Open Letters: A Correspondence with Chilean Writer Ignacio Szmulewicz, 4

Open Letters: A Correspondence with Chilean Writer Ignacio Szmulewicz, 4

Ignacio Szmulewicz is an art writer in Santiago, Chile. We met on Twitter and ended up writing each other letters about art writing. You can read the former ones here.




Dear Ignacio,

Your film references made me smile. I like how your writing references so much a visual medium. And it made me wonder if your writing itself is cinematic. Is it as much about the images and the sound as it is about the words? 

Gertrude Stein, one of my favorite writers, wrote like a cubist painting, circling around and around and around its subject, always slightly changing the angle through repetition. How do I write? Friends have told me I have an easy style, I write as if I am talking. I like to take that as a compliment. As an Andy Warhol fan, I can only believe that everything that comes across easy, is a good thing to be! 

But is it easy to make something sound easy that is essentially complicated like art? Let me take one of your references, Gonzalez IƱarritu. His film 21 grams is one that I remember well, although usually films don’t stick with me.  

To delve deeper and deeper, you say. I guess that’s true, but at the same time writing for me is about reaching the surface of things. Truman Capote said that one has to exhaust the emotion before writing, like eating an apple every day so you know exactly how it tastes like but you have lost all appetite. Writing about art involves for me coming to this surface, to write with a clear and cool head, no longer lost in depths. 

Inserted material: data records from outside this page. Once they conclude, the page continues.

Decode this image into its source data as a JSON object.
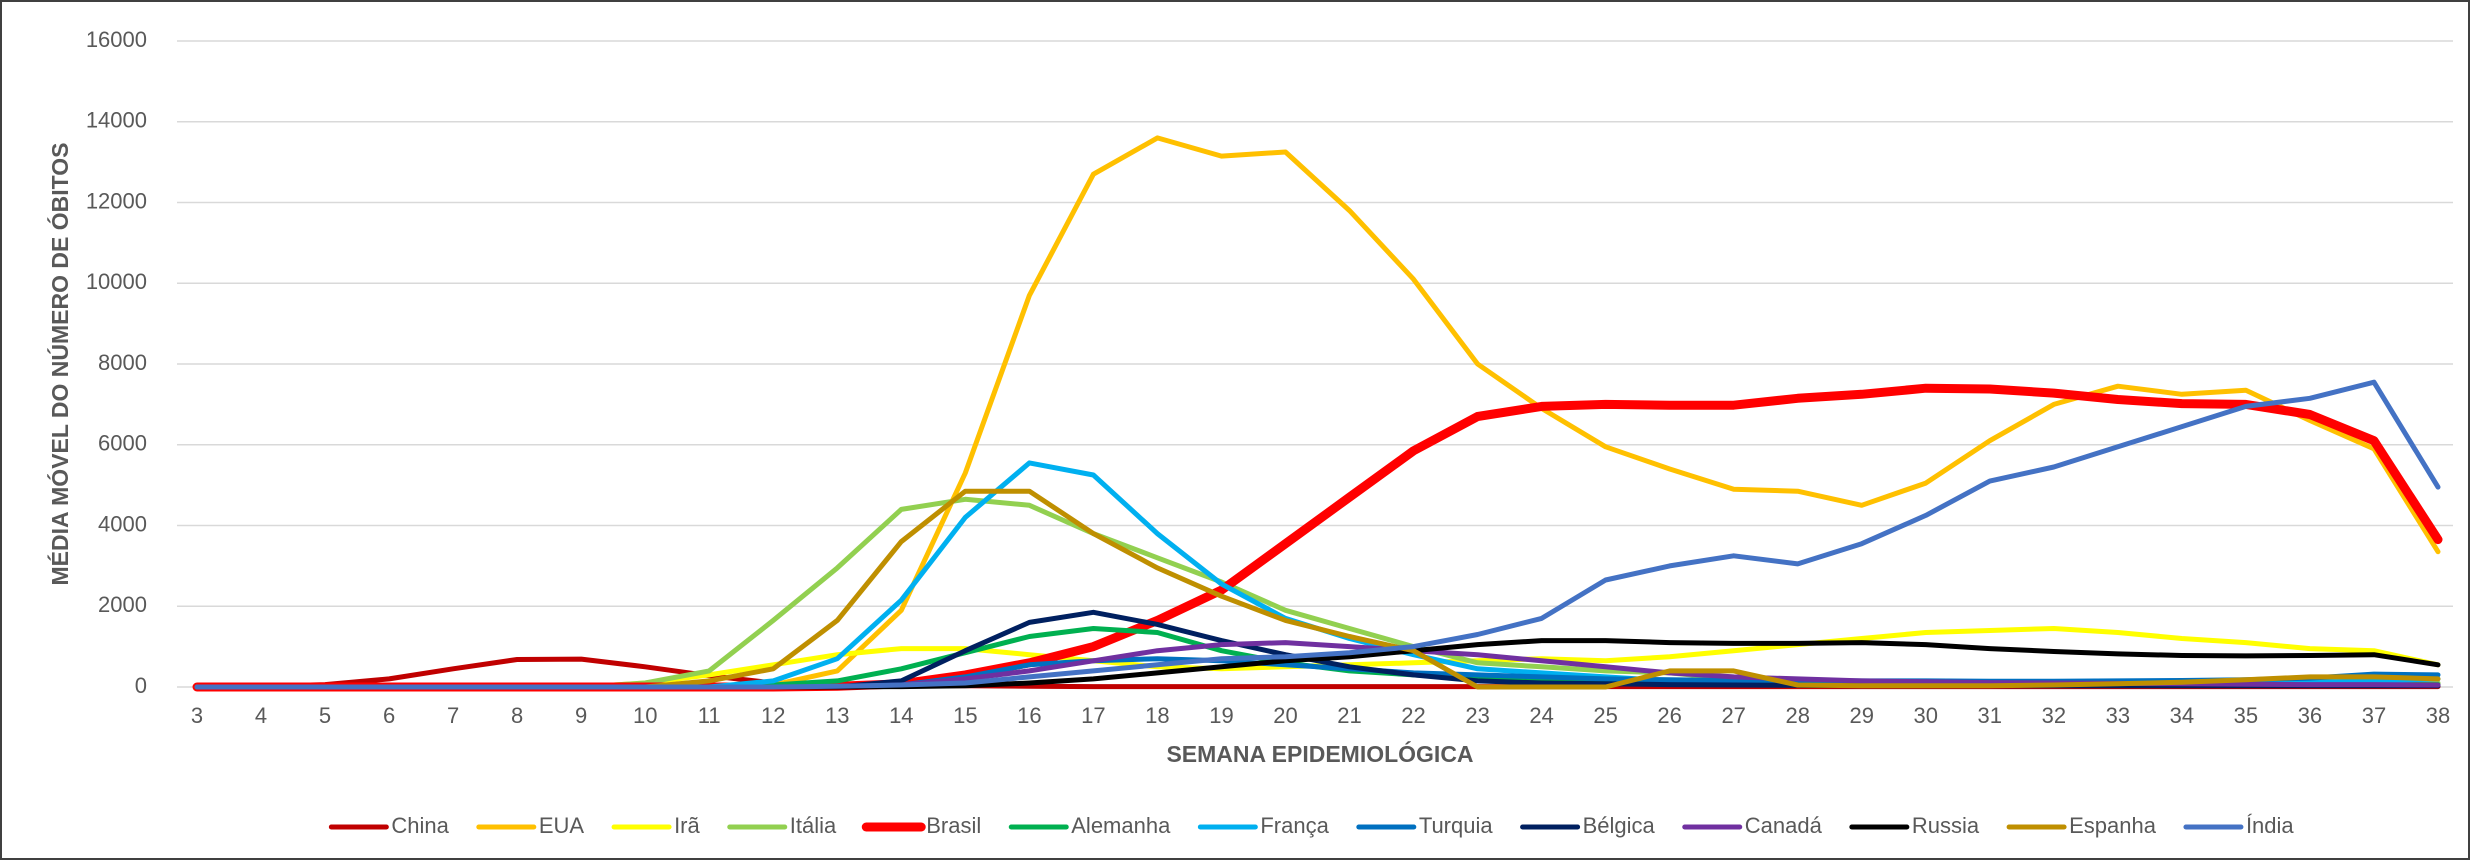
{
  "chart_data": {
    "type": "line",
    "xlabel": "SEMANA EPIDEMIOLÓGICA",
    "ylabel": "MÉDIA MÓVEL DO NÚMERO DE ÓBITOS",
    "categories": [
      3,
      4,
      5,
      6,
      7,
      8,
      9,
      10,
      11,
      12,
      13,
      14,
      15,
      16,
      17,
      18,
      19,
      20,
      21,
      22,
      23,
      24,
      25,
      26,
      27,
      28,
      29,
      30,
      31,
      32,
      33,
      34,
      35,
      36,
      37,
      38
    ],
    "ylim": [
      0,
      16000
    ],
    "yticks": [
      0,
      2000,
      4000,
      6000,
      8000,
      10000,
      12000,
      14000,
      16000
    ],
    "grid": true,
    "legend": "bottom",
    "series": [
      {
        "name": "China",
        "color": "#c00000",
        "linewidth": 5,
        "values": [
          20,
          20,
          60,
          200,
          450,
          680,
          690,
          500,
          280,
          100,
          60,
          40,
          30,
          20,
          10,
          10,
          10,
          10,
          10,
          10,
          10,
          10,
          10,
          10,
          10,
          10,
          10,
          10,
          10,
          10,
          10,
          10,
          10,
          10,
          10,
          10
        ]
      },
      {
        "name": "EUA",
        "color": "#ffc000",
        "linewidth": 5,
        "values": [
          0,
          0,
          0,
          0,
          0,
          0,
          0,
          0,
          0,
          50,
          400,
          1900,
          5300,
          9700,
          12700,
          13600,
          13150,
          13250,
          11800,
          10100,
          8000,
          6900,
          5950,
          5400,
          4900,
          4850,
          4500,
          5050,
          6100,
          7000,
          7450,
          7250,
          7350,
          6600,
          5900,
          3350
        ]
      },
      {
        "name": "Irã",
        "color": "#ffff00",
        "linewidth": 5,
        "values": [
          0,
          0,
          0,
          0,
          0,
          0,
          0,
          100,
          300,
          550,
          800,
          950,
          950,
          800,
          650,
          500,
          450,
          500,
          550,
          600,
          650,
          700,
          650,
          750,
          900,
          1050,
          1200,
          1350,
          1400,
          1450,
          1350,
          1200,
          1100,
          950,
          900,
          550
        ]
      },
      {
        "name": "Itália",
        "color": "#92d050",
        "linewidth": 5,
        "values": [
          0,
          0,
          0,
          0,
          0,
          0,
          0,
          100,
          400,
          1650,
          2950,
          4400,
          4650,
          4500,
          3800,
          3200,
          2600,
          1900,
          1450,
          1000,
          600,
          500,
          400,
          350,
          200,
          100,
          100,
          80,
          80,
          80,
          80,
          80,
          90,
          100,
          100,
          100
        ]
      },
      {
        "name": "Brasil",
        "color": "#ff0000",
        "linewidth": 9,
        "values": [
          0,
          0,
          0,
          0,
          0,
          0,
          0,
          0,
          0,
          0,
          20,
          80,
          300,
          600,
          1000,
          1650,
          2400,
          3550,
          4700,
          5850,
          6700,
          6950,
          7000,
          6980,
          6980,
          7150,
          7250,
          7400,
          7380,
          7280,
          7120,
          7020,
          7000,
          6750,
          6100,
          3650
        ]
      },
      {
        "name": "Alemanha",
        "color": "#00b050",
        "linewidth": 5,
        "values": [
          0,
          0,
          0,
          0,
          0,
          0,
          0,
          0,
          0,
          50,
          150,
          450,
          850,
          1250,
          1450,
          1350,
          900,
          600,
          400,
          300,
          200,
          150,
          100,
          80,
          60,
          50,
          50,
          50,
          50,
          50,
          50,
          50,
          50,
          50,
          60,
          60
        ]
      },
      {
        "name": "França",
        "color": "#00b0f0",
        "linewidth": 5,
        "values": [
          0,
          0,
          0,
          0,
          0,
          0,
          0,
          0,
          0,
          150,
          700,
          2150,
          4200,
          5550,
          5250,
          3800,
          2550,
          1700,
          1200,
          800,
          450,
          350,
          250,
          150,
          100,
          80,
          70,
          60,
          60,
          60,
          60,
          80,
          100,
          120,
          150,
          200
        ]
      },
      {
        "name": "Turquia",
        "color": "#0070c0",
        "linewidth": 5,
        "values": [
          0,
          0,
          0,
          0,
          0,
          0,
          0,
          0,
          0,
          0,
          0,
          50,
          250,
          550,
          650,
          700,
          650,
          550,
          450,
          350,
          300,
          250,
          200,
          180,
          160,
          150,
          150,
          150,
          140,
          140,
          150,
          160,
          180,
          220,
          320,
          300
        ]
      },
      {
        "name": "Bélgica",
        "color": "#002060",
        "linewidth": 5,
        "values": [
          0,
          0,
          0,
          0,
          0,
          0,
          0,
          0,
          0,
          0,
          0,
          150,
          900,
          1600,
          1850,
          1550,
          1150,
          800,
          500,
          300,
          150,
          100,
          80,
          60,
          50,
          40,
          30,
          30,
          30,
          30,
          30,
          30,
          30,
          30,
          30,
          30
        ]
      },
      {
        "name": "Canadá",
        "color": "#7030a0",
        "linewidth": 5,
        "values": [
          0,
          0,
          0,
          0,
          0,
          0,
          0,
          0,
          0,
          0,
          0,
          50,
          200,
          400,
          650,
          900,
          1050,
          1100,
          1000,
          900,
          800,
          650,
          500,
          350,
          250,
          200,
          150,
          130,
          110,
          100,
          90,
          80,
          70,
          60,
          60,
          50
        ]
      },
      {
        "name": "Russia",
        "color": "#000000",
        "linewidth": 5,
        "values": [
          0,
          0,
          0,
          0,
          0,
          0,
          0,
          0,
          0,
          0,
          0,
          10,
          30,
          100,
          200,
          350,
          500,
          650,
          750,
          900,
          1050,
          1150,
          1150,
          1100,
          1080,
          1080,
          1100,
          1050,
          950,
          880,
          820,
          780,
          770,
          780,
          800,
          550
        ]
      },
      {
        "name": "Espanha",
        "color": "#bf8f00",
        "linewidth": 5,
        "values": [
          0,
          0,
          0,
          0,
          0,
          0,
          0,
          0,
          150,
          450,
          1650,
          3600,
          4850,
          4850,
          3800,
          2950,
          2250,
          1650,
          1250,
          900,
          0,
          0,
          0,
          400,
          400,
          50,
          30,
          30,
          30,
          50,
          80,
          120,
          180,
          250,
          250,
          200
        ]
      },
      {
        "name": "Índia",
        "color": "#4472c4",
        "linewidth": 5,
        "values": [
          0,
          0,
          0,
          0,
          0,
          0,
          0,
          0,
          0,
          0,
          20,
          50,
          100,
          250,
          400,
          550,
          700,
          750,
          850,
          1000,
          1300,
          1700,
          2650,
          3000,
          3250,
          3050,
          3550,
          4250,
          5100,
          5450,
          5950,
          6450,
          6950,
          7150,
          7550,
          4950
        ]
      }
    ]
  }
}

Occasionally, however, I do, as a friend noticed, write from a place of anger about art. It’s very easy to write from that place, anger makes the pen flow. Much harder is it to write about art that touched me in a special way. It’s very difficult to write about it because, in such cases, there’s something that escapes me. I guess that something is where poetry comes in. This writing about good art can be a struggle, but when I manage, it feels like I have touched upon that spirit of 21 grams, the weight the body looses upon dying

When I’ve finished such a piece, I can be so content that I read it again and again for hours, like looking at a beautiful painting on the wall. After a while I reach a point of over-saturation so that I can let it go and then I will not look at it again. If I do look at it again, which I sometimes do, I no longer get what the thrill was all about. The magic is gone. 


This whole writing process involves good tools. I have a notebook of Muji with me at all instances because most ideas come to me when I’m on the road. On my desk I have my pencils sharpened, although I rarely use them. They’re just there to spark joy. 



I’m interested in the utensils of writing. Do you have some?